My name is Umar Kabo Idris from Kano state, Nigeria. I am a passionate public health professional who is highly interested to be a part of strengthening health systems and closing the wide gap of health inequality in Nigeria. In pursuance of this interest, I was fortunate to work with an NGO that plays a vital role in health systems in northern Nigeria through the use of appropriate technology. My interest grew even bigger while working in many rural areas across various states. After working for almost two years, I thought of getting a masters degree in the field of public health in order to acquire the appropriate research skills and vast knowledge to fulfil the desired passion and achieve my end goal of changing people’s lives in the area of better health services and to also advocate for better health policies. With gratitude to God, that has been achieved as I have just concluded my masters degree program in Public Health from the prestigious University of Salford, Manchester.
During the masters programme time, I thought of a dissertation topic that would fit into what could change or bring in better health policies, add value to our localities particularly with regards to improving the lives of people in my state. I arrived at something to do with technology because from my ideas and those found from research, it is clear that technology is massively used to support many interventions through health systems strengthening in many developing countries. The research looked at the impact of local public health workers using GIS technology for polio vaccination coverage. It was a successful research, in the end we explored on ways the same technology could be used in other local interventions especially now that Nigeria is officially no longer listed as a polio endemic countries. Thereafter, that led us to find out the prevalent diseases that needed more attention and how the technology could be used to support those interventions.
The journey of my passion did not stop at that, my masters research has given me a broad scope of what I love to do.

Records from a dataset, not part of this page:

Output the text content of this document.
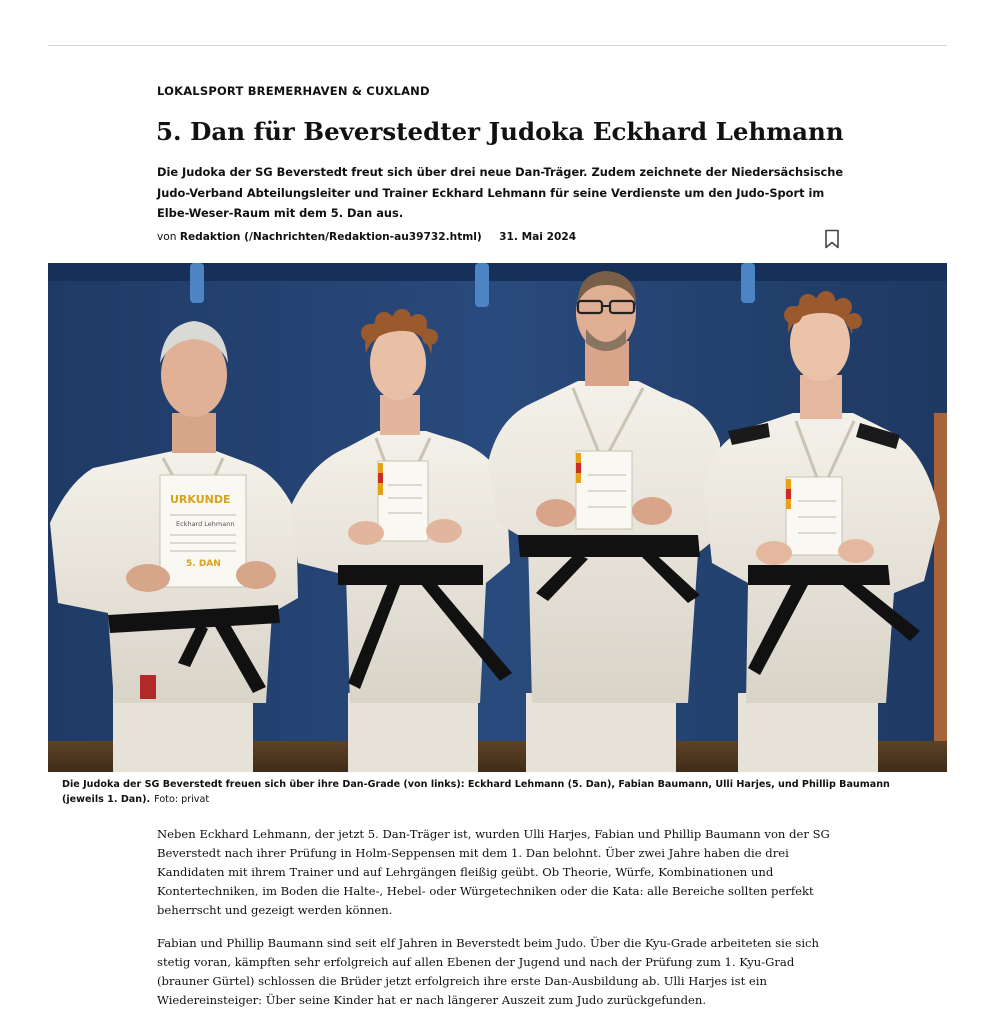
LOKALSPORT BREMERHAVEN & CUXLAND
5. Dan für Beverstedter Judoka Eckhard Lehmann

Die Judoka der SG Beverstedt freut sich über drei neue Dan-Träger. Zudem zeichnete der Niedersächsische Judo-Verband Abteilungsleiter und Trainer Eckhard Lehmann für seine Verdienste um den Judo-Sport im Elbe-Weser-Raum mit dem 5. Dan aus.

von Redaktion (/Nachrichten/Redaktion-au39732.html) 31. Mai 2024
URKUNDE
Eckhard Lehmann
5. DAN

Die Judoka der SG Beverstedt freuen sich über ihre Dan-Grade (von links): Eckhard Lehmann (5. Dan), Fabian Baumann, Ulli Harjes, und Phillip Baumann (jeweils 1. Dan). Foto: privat

Neben Eckhard Lehmann, der jetzt 5. Dan-Träger ist, wurden Ulli Harjes, Fabian und Phillip Baumann von der SG Beverstedt nach ihrer Prüfung in Holm-Seppensen mit dem 1. Dan belohnt. Über zwei Jahre haben die drei Kandidaten mit ihrem Trainer und auf Lehrgängen fleißig geübt. Ob Theorie, Würfe, Kombinationen und Kontertechniken, im Boden die Halte-, Hebel- oder Würgetechniken oder die Kata: alle Bereiche sollten perfekt beherrscht und gezeigt werden können.

Fabian und Phillip Baumann sind seit elf Jahren in Beverstedt beim Judo. Über die Kyu-Grade arbeiteten sie sich stetig voran, kämpften sehr erfolgreich auf allen Ebenen der Jugend und nach der Prüfung zum 1. Kyu-Grad (brauner Gürtel) schlossen die Brüder jetzt erfolgreich ihre erste Dan-Ausbildung ab. Ulli Harjes ist ein Wiedereinsteiger: Über seine Kinder hat er nach längerer Auszeit zum Judo zurückgefunden.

I immediately got the opportunity to apply for an opening of Assistant Project Manager in my second week of coming back. I applied and was called for interview due to my experience of work in the same organization I left for masters last year. Part of the job interview focused on my dissertation findings and it was an easy ride for me. In the end, I can say I got the job and my first task is to be a part finding out how we can use appropriate technology to support the upcoming measles campaign scheduled to take place in the third week of November 2015. I am highly exited and happy to get my masters from a great team of public health in the University of Salford, even more so from my inspiring project supervisor (Anna Cooper). I am also happy that I am on the right track of achieving my aim.